Rural and conservation bodies have come together to ask the Government to listen to its own advisors.
The Association for the Protection of Rural Scotland, the Mountaineering Council of Scotland, the Munro Society, the National Trust for Scotland, Ramblers Scotland and the Scottish Wild Land Group said that instead of forcing objectors to embark on costly challenges through the courts, the Government should first ensure such planning developments have been exposed to the “proper and democratic scrutiny” their scale and potential impact warrants.
The organisations have written an open letter highlighting concerns over the Government’s approach to assessing planning applications for major windfarms.
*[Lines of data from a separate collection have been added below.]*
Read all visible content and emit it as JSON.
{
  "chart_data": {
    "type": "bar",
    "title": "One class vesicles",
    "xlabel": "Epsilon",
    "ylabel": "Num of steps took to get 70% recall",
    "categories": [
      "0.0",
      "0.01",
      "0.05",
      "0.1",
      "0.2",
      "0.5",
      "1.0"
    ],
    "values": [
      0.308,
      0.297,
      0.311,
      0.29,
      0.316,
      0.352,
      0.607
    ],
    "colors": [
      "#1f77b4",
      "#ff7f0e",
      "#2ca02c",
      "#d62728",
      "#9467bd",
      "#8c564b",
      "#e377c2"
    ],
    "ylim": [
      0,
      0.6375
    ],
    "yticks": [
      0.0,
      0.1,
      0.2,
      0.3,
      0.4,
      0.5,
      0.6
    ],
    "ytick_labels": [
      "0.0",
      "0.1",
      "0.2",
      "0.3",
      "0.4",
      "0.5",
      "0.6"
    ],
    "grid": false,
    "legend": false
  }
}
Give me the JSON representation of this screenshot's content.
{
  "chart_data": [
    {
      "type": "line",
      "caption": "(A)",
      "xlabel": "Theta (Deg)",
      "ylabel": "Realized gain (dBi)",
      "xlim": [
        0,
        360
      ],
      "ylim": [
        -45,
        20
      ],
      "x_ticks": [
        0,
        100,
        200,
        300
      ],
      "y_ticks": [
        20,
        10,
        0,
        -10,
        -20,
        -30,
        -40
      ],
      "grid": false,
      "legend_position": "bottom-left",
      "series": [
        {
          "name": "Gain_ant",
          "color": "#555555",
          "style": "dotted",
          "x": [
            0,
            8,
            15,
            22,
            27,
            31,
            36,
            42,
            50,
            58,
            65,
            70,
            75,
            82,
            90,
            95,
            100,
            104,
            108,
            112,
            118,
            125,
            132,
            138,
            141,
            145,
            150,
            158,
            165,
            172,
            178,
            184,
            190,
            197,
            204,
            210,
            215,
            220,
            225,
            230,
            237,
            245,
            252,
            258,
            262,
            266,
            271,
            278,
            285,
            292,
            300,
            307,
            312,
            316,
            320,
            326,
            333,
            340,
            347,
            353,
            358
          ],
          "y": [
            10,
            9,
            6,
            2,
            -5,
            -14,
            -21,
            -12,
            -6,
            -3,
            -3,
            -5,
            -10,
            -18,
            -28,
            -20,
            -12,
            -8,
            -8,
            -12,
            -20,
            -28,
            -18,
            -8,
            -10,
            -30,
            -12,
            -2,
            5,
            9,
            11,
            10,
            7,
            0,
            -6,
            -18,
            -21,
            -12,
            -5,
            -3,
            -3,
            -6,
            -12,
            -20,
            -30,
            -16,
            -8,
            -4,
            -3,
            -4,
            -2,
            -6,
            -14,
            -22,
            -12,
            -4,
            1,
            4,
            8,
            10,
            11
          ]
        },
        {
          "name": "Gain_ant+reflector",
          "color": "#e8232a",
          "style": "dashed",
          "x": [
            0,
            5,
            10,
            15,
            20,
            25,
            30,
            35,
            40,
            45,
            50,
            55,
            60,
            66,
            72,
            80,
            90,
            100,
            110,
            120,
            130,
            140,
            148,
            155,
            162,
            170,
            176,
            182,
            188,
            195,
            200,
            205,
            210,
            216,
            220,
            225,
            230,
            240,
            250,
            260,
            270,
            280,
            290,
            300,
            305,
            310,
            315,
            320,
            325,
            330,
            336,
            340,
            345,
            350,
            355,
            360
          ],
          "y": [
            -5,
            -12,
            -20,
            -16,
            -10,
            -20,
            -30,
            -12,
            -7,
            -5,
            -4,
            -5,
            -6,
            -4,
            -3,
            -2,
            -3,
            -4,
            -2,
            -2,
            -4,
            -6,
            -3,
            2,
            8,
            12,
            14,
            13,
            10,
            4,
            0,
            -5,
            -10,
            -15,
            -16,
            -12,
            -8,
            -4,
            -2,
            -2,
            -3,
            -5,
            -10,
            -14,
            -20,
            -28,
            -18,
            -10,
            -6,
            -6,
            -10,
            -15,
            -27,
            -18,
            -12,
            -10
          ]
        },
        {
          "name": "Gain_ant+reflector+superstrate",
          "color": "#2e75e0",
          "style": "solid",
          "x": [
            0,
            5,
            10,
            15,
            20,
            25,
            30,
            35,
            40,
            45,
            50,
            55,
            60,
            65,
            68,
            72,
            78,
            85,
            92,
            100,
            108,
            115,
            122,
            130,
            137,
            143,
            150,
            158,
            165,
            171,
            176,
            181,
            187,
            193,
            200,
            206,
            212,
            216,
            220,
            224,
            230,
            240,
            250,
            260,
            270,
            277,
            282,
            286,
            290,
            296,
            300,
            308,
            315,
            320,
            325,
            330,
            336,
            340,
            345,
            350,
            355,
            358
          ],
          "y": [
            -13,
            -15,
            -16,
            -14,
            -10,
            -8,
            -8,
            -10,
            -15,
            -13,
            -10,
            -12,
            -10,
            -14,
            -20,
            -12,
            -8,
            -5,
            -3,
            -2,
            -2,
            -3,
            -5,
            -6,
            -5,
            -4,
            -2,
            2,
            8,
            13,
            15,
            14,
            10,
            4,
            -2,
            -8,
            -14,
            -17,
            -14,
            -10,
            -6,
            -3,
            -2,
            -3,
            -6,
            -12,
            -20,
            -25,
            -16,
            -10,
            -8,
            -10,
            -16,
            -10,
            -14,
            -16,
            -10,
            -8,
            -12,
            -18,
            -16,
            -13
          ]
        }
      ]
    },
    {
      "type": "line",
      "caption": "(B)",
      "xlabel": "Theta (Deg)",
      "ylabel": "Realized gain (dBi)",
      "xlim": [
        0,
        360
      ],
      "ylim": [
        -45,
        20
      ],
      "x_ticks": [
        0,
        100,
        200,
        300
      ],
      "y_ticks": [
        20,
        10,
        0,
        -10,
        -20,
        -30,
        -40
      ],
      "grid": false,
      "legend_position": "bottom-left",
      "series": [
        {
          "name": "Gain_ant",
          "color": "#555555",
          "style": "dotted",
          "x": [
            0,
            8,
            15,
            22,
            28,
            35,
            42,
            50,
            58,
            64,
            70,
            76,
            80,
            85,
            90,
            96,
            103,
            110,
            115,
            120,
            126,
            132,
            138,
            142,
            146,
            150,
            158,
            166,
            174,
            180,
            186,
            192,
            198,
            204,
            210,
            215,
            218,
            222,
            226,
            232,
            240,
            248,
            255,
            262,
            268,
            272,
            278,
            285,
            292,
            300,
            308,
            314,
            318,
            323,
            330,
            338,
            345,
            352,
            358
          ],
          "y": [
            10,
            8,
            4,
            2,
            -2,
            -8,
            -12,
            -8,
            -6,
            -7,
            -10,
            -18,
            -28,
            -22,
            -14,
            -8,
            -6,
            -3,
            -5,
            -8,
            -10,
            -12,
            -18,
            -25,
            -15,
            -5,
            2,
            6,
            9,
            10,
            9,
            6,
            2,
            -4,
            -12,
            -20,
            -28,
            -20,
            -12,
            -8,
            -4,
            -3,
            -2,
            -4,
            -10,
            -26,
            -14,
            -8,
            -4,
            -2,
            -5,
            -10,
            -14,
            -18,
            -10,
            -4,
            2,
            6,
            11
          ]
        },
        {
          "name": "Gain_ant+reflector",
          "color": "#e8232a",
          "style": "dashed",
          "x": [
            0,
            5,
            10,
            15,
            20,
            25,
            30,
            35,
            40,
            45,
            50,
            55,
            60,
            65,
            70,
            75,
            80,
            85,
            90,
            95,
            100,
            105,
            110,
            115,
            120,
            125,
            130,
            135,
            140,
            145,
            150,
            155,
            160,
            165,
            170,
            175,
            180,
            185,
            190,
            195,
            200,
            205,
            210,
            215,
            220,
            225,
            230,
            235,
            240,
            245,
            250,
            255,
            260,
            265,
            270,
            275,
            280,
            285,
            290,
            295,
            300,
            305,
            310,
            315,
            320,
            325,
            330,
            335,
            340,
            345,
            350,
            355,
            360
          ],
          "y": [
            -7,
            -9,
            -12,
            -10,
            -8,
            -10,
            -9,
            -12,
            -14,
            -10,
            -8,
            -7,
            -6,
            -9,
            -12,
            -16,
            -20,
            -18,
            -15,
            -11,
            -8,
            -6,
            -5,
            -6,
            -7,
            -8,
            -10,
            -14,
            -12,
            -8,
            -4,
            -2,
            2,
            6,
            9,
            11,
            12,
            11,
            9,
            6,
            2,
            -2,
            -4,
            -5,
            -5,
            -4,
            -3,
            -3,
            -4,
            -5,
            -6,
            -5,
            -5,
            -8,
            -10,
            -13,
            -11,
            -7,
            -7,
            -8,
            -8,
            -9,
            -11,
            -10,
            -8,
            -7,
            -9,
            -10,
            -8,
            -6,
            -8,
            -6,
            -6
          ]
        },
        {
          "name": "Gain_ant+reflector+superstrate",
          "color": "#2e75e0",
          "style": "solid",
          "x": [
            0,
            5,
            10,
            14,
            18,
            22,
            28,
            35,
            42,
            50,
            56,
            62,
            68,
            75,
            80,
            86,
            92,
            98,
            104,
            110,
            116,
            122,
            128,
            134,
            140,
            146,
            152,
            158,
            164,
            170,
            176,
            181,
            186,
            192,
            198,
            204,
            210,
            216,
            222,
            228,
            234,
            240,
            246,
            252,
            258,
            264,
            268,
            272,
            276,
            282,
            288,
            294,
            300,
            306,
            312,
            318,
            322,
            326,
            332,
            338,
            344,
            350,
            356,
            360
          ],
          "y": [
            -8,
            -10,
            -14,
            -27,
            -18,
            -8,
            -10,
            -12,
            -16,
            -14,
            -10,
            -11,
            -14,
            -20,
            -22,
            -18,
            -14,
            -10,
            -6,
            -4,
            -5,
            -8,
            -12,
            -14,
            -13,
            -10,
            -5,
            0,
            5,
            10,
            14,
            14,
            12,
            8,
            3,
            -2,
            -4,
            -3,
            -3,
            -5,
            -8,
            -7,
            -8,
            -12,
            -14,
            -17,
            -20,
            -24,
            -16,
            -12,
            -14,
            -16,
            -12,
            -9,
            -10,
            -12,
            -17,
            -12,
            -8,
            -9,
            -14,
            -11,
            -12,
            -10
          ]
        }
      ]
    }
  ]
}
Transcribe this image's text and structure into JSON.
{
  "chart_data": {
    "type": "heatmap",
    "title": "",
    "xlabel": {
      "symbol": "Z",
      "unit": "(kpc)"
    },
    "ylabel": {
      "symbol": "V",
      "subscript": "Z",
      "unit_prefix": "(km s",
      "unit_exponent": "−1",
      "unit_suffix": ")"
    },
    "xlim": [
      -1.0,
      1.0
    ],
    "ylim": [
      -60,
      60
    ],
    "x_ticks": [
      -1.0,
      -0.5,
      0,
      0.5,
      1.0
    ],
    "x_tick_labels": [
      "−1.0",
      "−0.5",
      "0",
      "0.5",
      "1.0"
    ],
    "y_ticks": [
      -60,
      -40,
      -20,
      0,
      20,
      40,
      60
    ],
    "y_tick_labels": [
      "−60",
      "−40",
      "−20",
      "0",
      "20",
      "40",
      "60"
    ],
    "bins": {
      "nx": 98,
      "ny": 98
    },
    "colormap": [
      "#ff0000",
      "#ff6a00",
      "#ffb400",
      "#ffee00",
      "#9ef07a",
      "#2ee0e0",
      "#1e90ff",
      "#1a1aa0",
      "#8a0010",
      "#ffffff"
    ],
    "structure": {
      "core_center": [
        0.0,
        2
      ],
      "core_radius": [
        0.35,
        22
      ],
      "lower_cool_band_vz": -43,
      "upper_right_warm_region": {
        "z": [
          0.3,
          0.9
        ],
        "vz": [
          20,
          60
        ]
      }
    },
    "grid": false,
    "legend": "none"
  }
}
They focus on two developments where the Scottish Government has been perceived to disregard submissions made by Scottish Natural Heritage.
These are the marine windfarm projects in the Forth and Tay and the Stronelairg windfarm in the highlands.
They say in the letter: “In both cases the Scottish Government chose to ignore the views of its own expert advisors from Scottish Natural Heritage.
“Their advice made it absolutely clear that the impact from these turbines will be very significant, and that the locations were problematic as a result.”
Terry Levinthal, director of conservation and projects with the National Trust for Scotland, said: “We count on the Scottish Government to have in place a fair and transparent process that ensures proposed developments are properly scrutinised and that important ecological factors are considered fully.”
Scottish Wild Land Group coordinator John Milne added: “Scottish Government decision-making too often ignores expert opinion and prioritises claimed economic gain over the need to protect nature and our environment.”